Philippines Deports 55 Online Gambling “Economic Criminals” to China
Posted on: April 27, 2017, 05:00h.
Last updated on: April 27, 2017, 05:42h.
China’s Public Security Ministry has announced that Philippine authorities have deported 55 Chinese nationals that were arrested last week in the Freeport Area of Batan, a special economic zone north of the Philippine capital, Manila.
On April 14, Philippine immigration officers swooped on the offices of the Grand Innovasia Concept Corp (GICC), a company devoted to exploring “recreation, leisure resort(s), games and amusement center(s), particularly but not limited to online/interactive gaming, computer games and other related recreational activities,” according to its website.
GICC and its activities are legal in the Philippines. The 55 employees were detained because they no longer had the required legal documents to continue working in the country, and that’s apparently because the Chinese government had recently canceled their passports before tipping off Philippine immigration officials.
To Chinese authorities, meanwhile, they are “economic criminals” who are accused of “cyber fraud” and gambling crimes because they were working for a company offering online gambling to Chinese citizens.
Cross-border “Fugitive Repatriation”
This is Public Security Ministry’s new era of cross-border cooperation between governments and law enforcement agencies, as it seeks to smash companies and individuals offering or marketing gambling to its citizens from abroad.
Its the latest phase of Operation Chain Break, a wide-ranging anti-corruption drive that seeks to stem the flow of cash out of the mainland.
Late last month, Public Security Minister Guo Shengkun called for a strengthening of international cooperation in the fight against illegal gambling and a redoubling of cooperation with overseas law enforcement to enforce “fugitive repatriation.”
“Severe Punishment” Expected
At a special meeting of the country’s top police officers, convened to draw up plans to tackle cross-border gambling, Guo told police to target criminal gangs that facilitate online gambling and the “underground banks” that manage the flow of cash across borders.
He promised “severe punishment” to anyone caught flouting the country’s strict anti-gambling laws, according to the state-run Xinhua news agency.

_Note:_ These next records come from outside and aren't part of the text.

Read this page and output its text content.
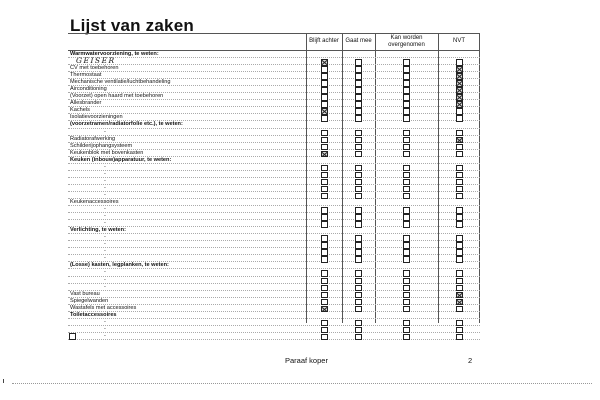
Lijst van zaken
Blijft achter	Gaat mee
Kan worden overgenomen
NVT
Warmwatervoorziening, te weten:
GEISER
CV met toebehoren
Thermostaat
Mechanische ventilatie/luchtbehandeling
Airconditioning
(Voorzet) open haard met toebehoren
Allesbrander
Kachels
Isolatievoorzieningen
(voorzetramen/radiatorfolie etc.), te weten:
-
Radiatorafwerking
Schilderijophangsysteem
Keukenblok met bovenkasten
Keuken (inbouw)apparatuur, te weten:
-
-
-
-
-
Keukenaccessoires
-
-
-
Verlichting, te weten:
-
-
-
-
(Losse) kasten, legplanken, te weten:
-
-
-
Vast bureau
Spiegelwanden
Wastafels met accessoires
Toiletaccessoires
-
-
-
Paraaf koper	2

Not everyone is playing ball, however. Just days after Guo’s special meeting, Australia refused to renew its extradition treaty with China, in part (and there are many other reasons) because of the arrest of 14 Crown Resorts employees in October last year on suspicion of “gambling crimes.” Six months later, they remain locked up in a bleak Shanghai prison without charges.
On Thursday the Public Security Ministry said it had shut down four online gambling sites related to the Bataan operations and frozen over 1,100 bank accounts containing more than $10 million.